11/27/2011 09:42 am ET Updated Aug 31, 2012

How To Identify & Cook Steak Cuts

The Splendid Table®'s How To Eat Supper by Lynne Rossetto Kasper

Dear Lynne,

Why was my steak tough? The cut I bought was named "eye round." It looked just like an uncut tenderloin, but was far less expensive. After cutting it into one-inch thick rounds I cooked it very fast in a hot pan. Something wasn't right.

Cassell in Bloomsburg


Dear Cassell,

You aren't the first person to be deceived by the nasty little eye round and you won't be the last. Eye round is one of the few unredeemable cuts of meat; think tough and tasteless. Save money, but eat well with chuck steak, the cut of big flavors and some tenderness.
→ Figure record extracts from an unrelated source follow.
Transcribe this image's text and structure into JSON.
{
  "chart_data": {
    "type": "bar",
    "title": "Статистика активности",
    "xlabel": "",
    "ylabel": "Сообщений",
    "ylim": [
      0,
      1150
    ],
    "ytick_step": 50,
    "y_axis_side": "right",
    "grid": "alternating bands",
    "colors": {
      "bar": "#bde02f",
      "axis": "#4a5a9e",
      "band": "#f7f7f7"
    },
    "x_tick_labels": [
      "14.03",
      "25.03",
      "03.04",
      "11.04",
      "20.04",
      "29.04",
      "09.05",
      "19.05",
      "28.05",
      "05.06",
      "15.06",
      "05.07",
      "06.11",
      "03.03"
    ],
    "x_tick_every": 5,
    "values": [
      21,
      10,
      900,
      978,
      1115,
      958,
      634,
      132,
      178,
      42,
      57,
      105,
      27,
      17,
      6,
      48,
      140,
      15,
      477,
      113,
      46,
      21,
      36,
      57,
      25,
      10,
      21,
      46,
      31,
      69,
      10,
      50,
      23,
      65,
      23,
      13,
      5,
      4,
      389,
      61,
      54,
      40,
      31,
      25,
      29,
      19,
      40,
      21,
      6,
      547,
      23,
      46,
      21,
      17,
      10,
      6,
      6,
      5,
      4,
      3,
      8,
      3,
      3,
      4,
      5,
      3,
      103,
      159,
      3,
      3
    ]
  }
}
Several cuts of chuck steak (which is the shoulder of the animal) work. The one with a long flat bone often comes from right next to the prime rib. If you look closely you'll see it has a piece of gloriously tender rib eye. Cut that out (freeze the rest for stew or burgers) and you will feast. One-and-a-half-inch thick steaks give you more leeway to cook them just right.

One technique to remember is steaks are more tender when cooked low and slow. Brown them over high, then for maximum juiciness, get the heat down to medium low and cook slowly, turning often. Medium rare usually takes about 5 minutes a side. Test by pressing the steak. Very soft is raw, slightly firmer is bloody rare, lots of give with a little bounce back is rare to medium rare, a bit firmer is medium rare, firm is medium, bouncing back is medium well and beyond that the meat isn't worth eating.

Two last tips. Always let meat rest 10 minutes before cutting it. The juices settle, the meat tenderizes and finishes cooking. With chuck steak's chewier quality, slice the steak thinly and on an angle, which makes it more tender when you eat it.